确定胎膜早破(PPROM)后羊水残留量与母儿预后的关系。
研究2002年1月至2009年2月在重庆医科大学附属第一医院妇产科以及2005年1月至2009年2月在重庆市妇幼保健院住院的145例孕28 - 34周的PPROM孕妇。所有患者均自愿参与这些实验。根据超声测量的羊水指数(AFI),将患者分为三组:(1)羊水过少组:AFI < 50 mm;(2)临界羊水过少组:50 mm≤AFI < 80 mm;(3)羊水正常组:80 mm≤AFI < 180 mm。所有组在患者年龄、孕次、产次、白细胞计数(WBC)、胎膜破裂时的孕周、胎盘早剥率、新生儿黄疸、新生儿低血糖、新生儿呼吸窘迫综合征(NRDS)、新生儿缺氧缺血性脑病(HIE)和新生儿呼吸衰竭(RF)方面相似(P > 0.05)。

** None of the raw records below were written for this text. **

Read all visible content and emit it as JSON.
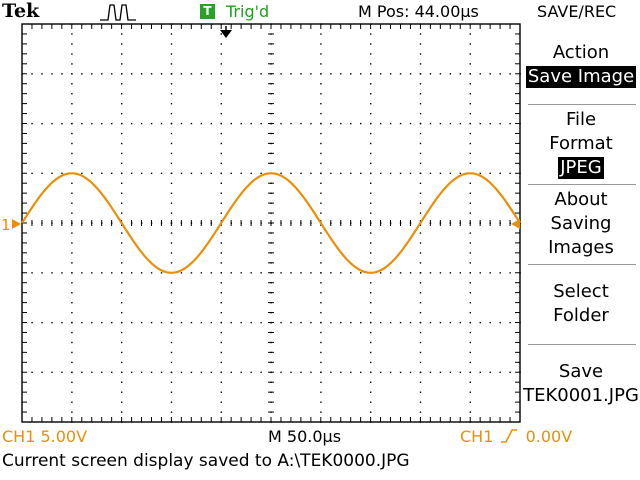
{
  "header": {
    "brand": "Tek",
    "trigger_badge": "T",
    "trigger_status": "Trig'd",
    "mpos": "M Pos: 44.00µs",
    "menu_title": "SAVE/REC"
  },
  "side_menu": [
    {
      "label": "Action",
      "value": "Save Image"
    },
    {
      "label": "File\nFormat",
      "value": "JPEG"
    },
    {
      "label": "About\nSaving\nImages"
    },
    {
      "label": "Select\nFolder"
    },
    {
      "label": "Save\nTEK0001.JPG"
    }
  ],
  "channel": {
    "marker": "1",
    "scale": "CH1  5.00V"
  },
  "timebase": "M 50.0µs",
  "trigger": {
    "source": "CH1",
    "slope_icon": "rising-edge-icon",
    "level": "0.00V"
  },
  "status_message": "Current screen display saved to A:\\TEK0000.JPG",
  "colors": {
    "ch1": "#e8900a",
    "trig": "#1f9e1f",
    "grid": "#000000"
  },
  "waveform": {
    "shape": "sine",
    "cycles_shown": 2.5,
    "amplitude_divisions": 2
  }
}
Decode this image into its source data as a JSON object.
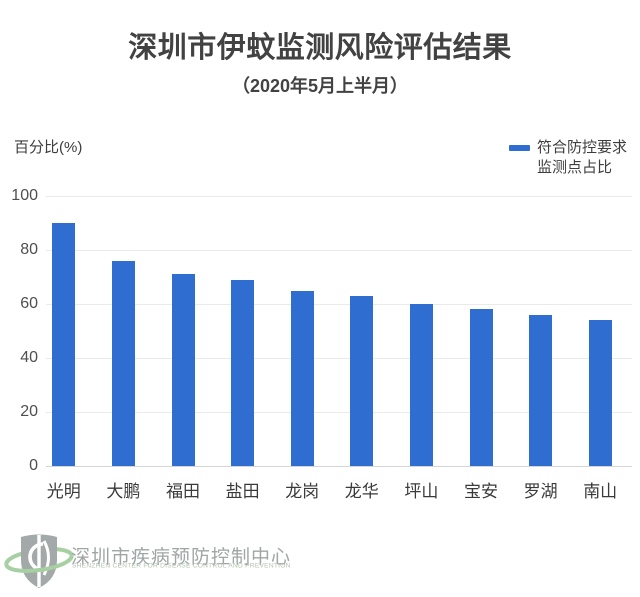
{
  "header": {
    "title": "深圳市伊蚊监测风险评估结果",
    "subtitle": "（2020年5月上半月）"
  },
  "legend": {
    "line1": "符合防控要求",
    "line2": "监测点占比"
  },
  "axis": {
    "y_title": "百分比(%)"
  },
  "chart_data": {
    "type": "bar",
    "title": "深圳市伊蚊监测风险评估结果",
    "subtitle": "（2020年5月上半月）",
    "ylabel": "百分比(%)",
    "xlabel": "",
    "categories": [
      "光明",
      "大鹏",
      "福田",
      "盐田",
      "龙岗",
      "龙华",
      "坪山",
      "宝安",
      "罗湖",
      "南山"
    ],
    "values": [
      90,
      76,
      71,
      69,
      65,
      63,
      60,
      58,
      56,
      54
    ],
    "series_name": "符合防控要求监测点占比",
    "yticks": [
      0,
      20,
      40,
      60,
      80,
      100
    ],
    "ylim": [
      0,
      100
    ],
    "grid": true,
    "legend_position": "top-right"
  },
  "footer": {
    "org_cn": "深圳市疾病预防控制中心",
    "org_en": "SHENZHEN CENTER FOR DISEASE CONTROL AND PREVENTION"
  },
  "colors": {
    "accent": "#2F6DD0",
    "grid": "#EAEAEA",
    "axis_line": "#D5D5D5",
    "logo_gray": "#A3A8A9",
    "logo_green": "#A6CFA2"
  }
}
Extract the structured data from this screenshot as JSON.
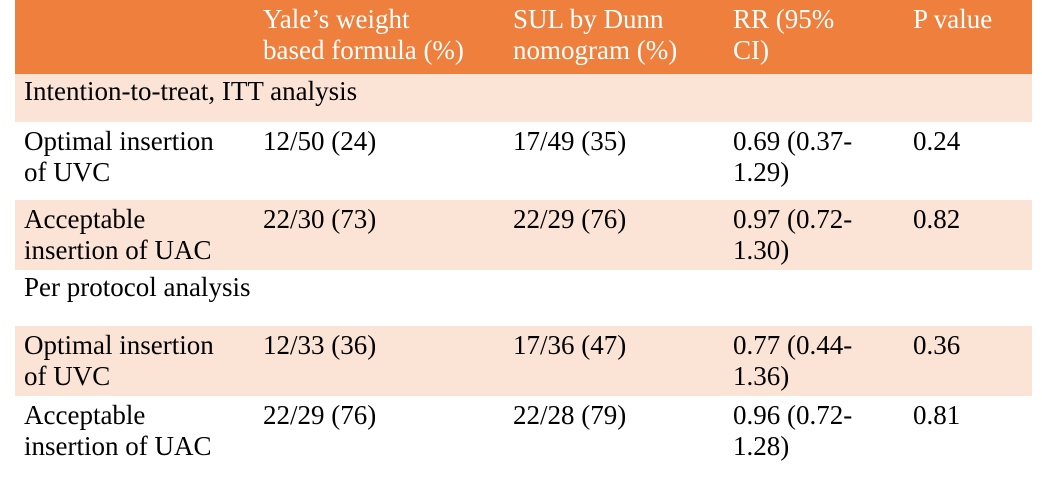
{
  "table": {
    "header": {
      "col0": "",
      "col1": "Yale’s weight\nbased formula (%)",
      "col2": "SUL by Dunn\nnomogram (%)",
      "col3": "RR (95%\nCI)",
      "col4": "P value"
    },
    "sections": [
      {
        "title": "Intention-to-treat, ITT analysis",
        "rows": [
          {
            "label": "Optimal insertion\nof UVC",
            "yale": "12/50 (24)",
            "sul": "17/49 (35)",
            "rr": "0.69 (0.37-\n1.29)",
            "p": "0.24"
          },
          {
            "label": "Acceptable\ninsertion of UAC",
            "yale": "22/30 (73)",
            "sul": "22/29 (76)",
            "rr": "0.97 (0.72-\n1.30)",
            "p": "0.82"
          }
        ]
      },
      {
        "title": "Per protocol analysis",
        "rows": [
          {
            "label": "Optimal insertion\nof UVC",
            "yale": "12/33 (36)",
            "sul": "17/36 (47)",
            "rr": "0.77 (0.44-\n1.36)",
            "p": "0.36"
          },
          {
            "label": "Acceptable\ninsertion of UAC",
            "yale": "22/29 (76)",
            "sul": "22/28 (79)",
            "rr": "0.96 (0.72-\n1.28)",
            "p": "0.81"
          }
        ]
      }
    ]
  },
  "colors": {
    "header_bg": "#ee7f3c",
    "band_bg": "#fbe3d6"
  }
}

(1)羊水过少组与其他两组相比潜伏期较短(P < 0.05);(2)羊水过少组剖宫产率(69%)、羊膜腔内感染(IAI,36%)、胎儿窘迫(19%)、新生儿窒息(28%)、早发型新生儿败血症(28%)和缺氧缺血性心肌损伤(56%)高于羊水正常组(39%、9%、3%、8%、9%、13%;P < 0.01);(3)Logistic回归分析显示羊水过少组是IAI和早发型新生儿败血症的独立危险因素(P < 0.05)。
PPROM后羊水过少与潜伏期缩短有关,同时剖宫产、IAI、胎儿窘迫、新生儿窒息、早发型新生儿败血症和新生儿缺氧缺血性心肌损伤等妊娠并发症风险增加。因此,羊水残留量可能是评估PPROM时母儿结局的重要预后指标。